Rostock

Begrüßungstafel am Rostocker Hauptbahnhof: „Wissen Sie eigentlich, wo Sie sind?“ – Nein, weiß ich nicht. Hab ich noch nie gewusst, nirgends. Aber danke für die Frage.

Hoch oben im Turmhelm der St. Petri-Kirche erzählt ein alter Herr, geboren 1935, von der Bombardierung Rostocks. Die Stadt als leuchtende Fackel in der Nacht. Das Schlagen im Erdboden bei kilometerweit entfernten Detonationen. Seine greisen Augen sind einwärtsgekehrt, und trotz seines Barts wirkt er wie ein kleiner Junge.

„Rostocker Verse“, fällt mir oben in dem Turm plötzlich wieder ein, sollte 1988 eine meiner ersten Gedichtsammlungen heißen – warum?

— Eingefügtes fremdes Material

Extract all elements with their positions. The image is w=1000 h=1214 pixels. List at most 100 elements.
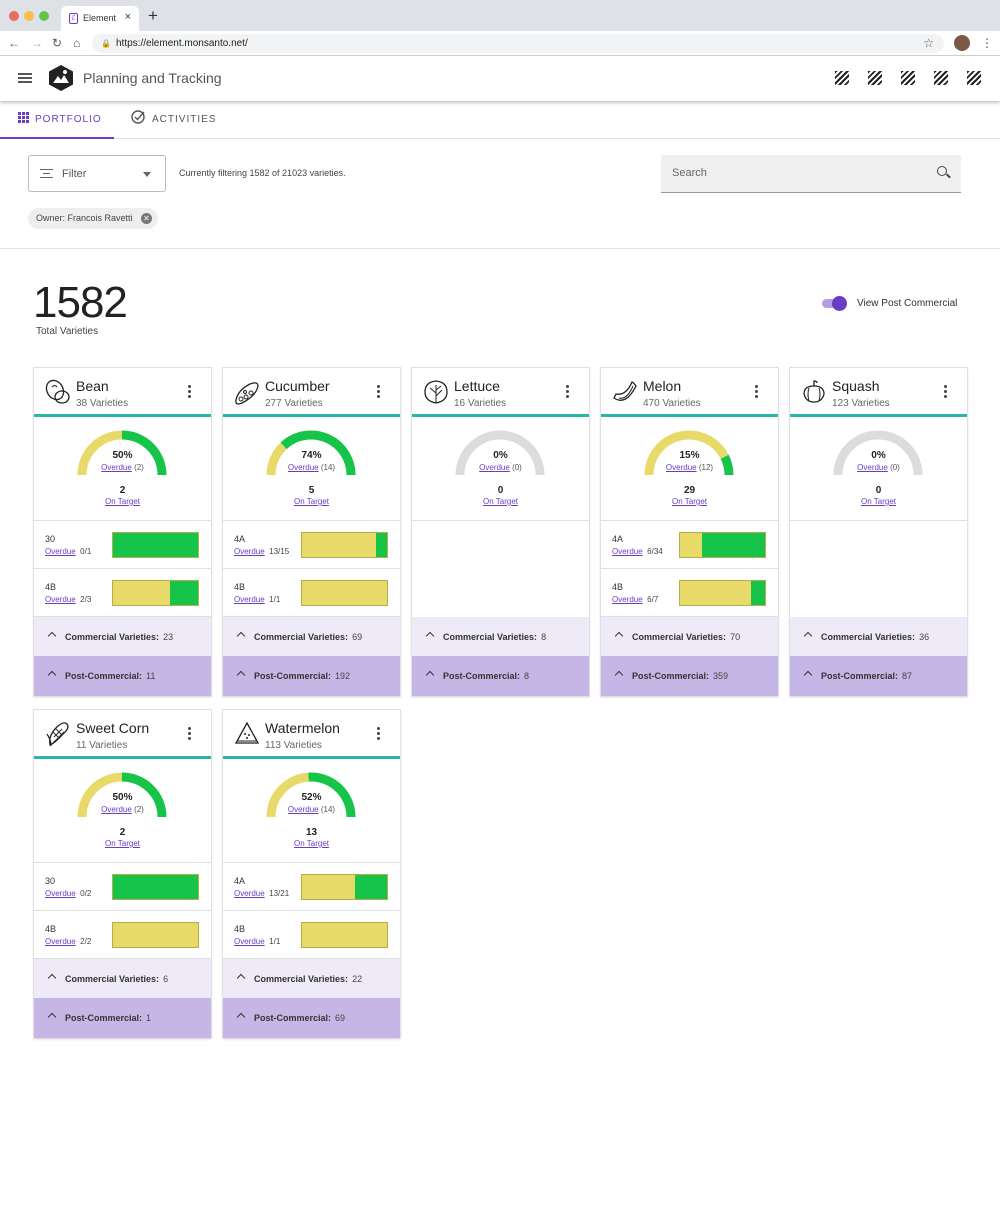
progress-gauge (644, 430, 734, 476)
commercial-varieties-toggle[interactable]: Commercial Varieties: 23 (34, 617, 211, 657)
commercial-label: Commercial Varieties: (65, 632, 160, 642)
search-input[interactable]: Search (661, 155, 961, 193)
overdue-link[interactable]: Overdue (665, 463, 697, 472)
overdue-link[interactable]: Overdue (45, 889, 76, 898)
stage-overdue: Overdue 13/21 (234, 889, 289, 898)
post-commercial-toggle[interactable]: Post-Commercial: 192 (223, 656, 400, 696)
commercial-varieties-toggle[interactable]: Commercial Varieties: 36 (790, 617, 967, 657)
overdue-link[interactable]: Overdue (101, 463, 132, 472)
tab-activities[interactable]: ACTIVITIES (131, 101, 231, 139)
chevron-up-icon (236, 973, 246, 983)
on-target-link[interactable]: On Target (294, 839, 329, 848)
crop-card-sweet-corn: Sweet Corn 11 Varieties 50% Overdue (2) … (34, 710, 211, 1038)
on-target-link[interactable]: On Target (861, 497, 896, 506)
post-commercial-toggle[interactable]: Post-Commercial: 87 (790, 656, 967, 696)
crop-variety-count: 11 Varieties (76, 740, 128, 751)
stage-overdue-value: 13/15 (269, 547, 290, 556)
gauge-percent: 74% (301, 450, 322, 461)
app-icon-2[interactable] (868, 71, 882, 85)
on-target-link[interactable]: On Target (483, 497, 518, 506)
filter-dropdown[interactable]: Filter (28, 155, 166, 192)
app-icon-3[interactable] (901, 71, 915, 85)
stage-progress-bar (679, 532, 766, 558)
on-target-link[interactable]: On Target (105, 497, 140, 506)
stage-progress-bar (112, 922, 199, 948)
maximize-window-button[interactable] (39, 11, 49, 21)
post-commercial-toggle[interactable]: Post-Commercial: 359 (601, 656, 778, 696)
stage-overdue: Overdue 6/34 (612, 547, 663, 556)
overdue-link[interactable]: Overdue (234, 595, 265, 604)
tab-close-icon[interactable]: × (124, 11, 131, 23)
on-target-link[interactable]: On Target (294, 497, 329, 506)
overdue-link[interactable]: Overdue (612, 595, 643, 604)
progress-gauge (77, 430, 167, 476)
menu-icon[interactable] (18, 73, 32, 83)
commercial-varieties-toggle[interactable]: Commercial Varieties: 69 (223, 617, 400, 657)
overdue-link[interactable]: Overdue (45, 937, 76, 946)
commercial-varieties-toggle[interactable]: Commercial Varieties: 70 (601, 617, 778, 657)
home-icon[interactable]: ⌂ (73, 36, 81, 50)
reload-icon[interactable]: ↻ (52, 36, 63, 50)
commercial-varieties-toggle[interactable]: Commercial Varieties: 6 (34, 959, 211, 999)
card-header: Melon 470 Varieties (601, 368, 778, 417)
favicon-icon: ℰ (69, 13, 78, 24)
more-options-icon[interactable] (566, 385, 569, 398)
new-tab-icon[interactable]: + (148, 6, 158, 25)
overdue-link[interactable]: Overdue (857, 463, 888, 472)
on-target-link[interactable]: On Target (105, 839, 140, 848)
app-icon-5[interactable] (967, 71, 981, 85)
overdue-link[interactable]: Overdue (234, 889, 265, 898)
more-options-icon[interactable] (377, 727, 380, 740)
app-icon-1[interactable] (835, 71, 849, 85)
overdue-count: (2) (134, 463, 144, 472)
profile-avatar[interactable] (954, 35, 970, 51)
post-commercial-toggle[interactable]: Post-Commercial: 1 (34, 998, 211, 1038)
tab-portfolio[interactable]: PORTFOLIO (0, 101, 114, 139)
overdue-link[interactable]: Overdue (612, 547, 643, 556)
more-options-icon[interactable] (377, 385, 380, 398)
forward-icon[interactable]: → (31, 36, 43, 50)
commercial-count: 23 (163, 632, 174, 642)
app-icon-4[interactable] (934, 71, 948, 85)
post-commercial-toggle[interactable]: Post-Commercial: 69 (223, 998, 400, 1038)
overdue-link[interactable]: Overdue (479, 463, 510, 472)
gauge-on-target-arc (280, 430, 356, 476)
post-commercial-toggle[interactable] (822, 296, 847, 311)
app-header: Planning and Tracking (0, 56, 1000, 101)
overdue-link[interactable]: Overdue (45, 547, 76, 556)
overdue-link[interactable]: Overdue (45, 595, 76, 604)
post-commercial-toggle[interactable]: Post-Commercial: 8 (412, 656, 589, 696)
overdue-link[interactable]: Overdue (287, 463, 319, 472)
commercial-varieties-toggle[interactable]: Commercial Varieties: 22 (223, 959, 400, 999)
overdue-link[interactable]: Overdue (287, 805, 319, 814)
address-input[interactable]: 🔒 https://element.monsanto.net/ ☆ (92, 34, 944, 53)
overdue-link[interactable]: Overdue (234, 547, 265, 556)
overdue-link[interactable]: Overdue (234, 937, 265, 946)
commercial-count: 6 (163, 974, 169, 984)
on-target-link[interactable]: On Target (672, 497, 707, 506)
minimize-window-button[interactable] (24, 11, 34, 21)
post-commercial-toggle[interactable]: Post-Commercial: 11 (34, 656, 211, 696)
back-icon[interactable]: ← (8, 36, 20, 50)
more-options-icon[interactable] (188, 385, 191, 398)
browser-menu-icon[interactable]: ⋮ (981, 36, 993, 50)
stage-overdue: Overdue 6/7 (612, 595, 658, 604)
stage-overdue: Overdue 0/1 (45, 547, 91, 556)
crop-card-watermelon: Watermelon 113 Varieties 52% Overdue (14… (223, 710, 400, 1038)
search-icon[interactable] (937, 166, 947, 176)
gauge-section: 0% Overdue (0) 0 On Target (790, 417, 967, 521)
total-varieties-label: Total Varieties (36, 326, 99, 337)
post-commercial-count: 69 (335, 1013, 346, 1023)
bookmark-star-icon[interactable]: ☆ (923, 36, 934, 50)
chevron-up-icon (614, 631, 624, 641)
gauge-overdue: Overdue (0) (412, 463, 589, 472)
chip-remove-icon[interactable]: ✕ (141, 213, 152, 224)
commercial-varieties-toggle[interactable]: Commercial Varieties: 8 (412, 617, 589, 657)
overdue-link[interactable]: Overdue (101, 805, 132, 814)
browser-tab[interactable]: ℰ Element × (61, 6, 139, 31)
more-options-icon[interactable] (944, 385, 947, 398)
more-options-icon[interactable] (188, 727, 191, 740)
stage-row: 4B Overdue 1/1 (223, 569, 400, 617)
close-window-button[interactable] (9, 11, 19, 21)
more-options-icon[interactable] (755, 385, 758, 398)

Das Ticken der uralten Weltuhr, der Andrang gedämpfter Geräusche und Klänge von drinnen und draußen, fast ein Geklopf, die Bilder, die Musik, der feuchte Stein- und Zeitgeruch. Walter Kempowski nennt die St. Marienkirche den Uterus, aus dem er komme. (Rostock, 7.1.)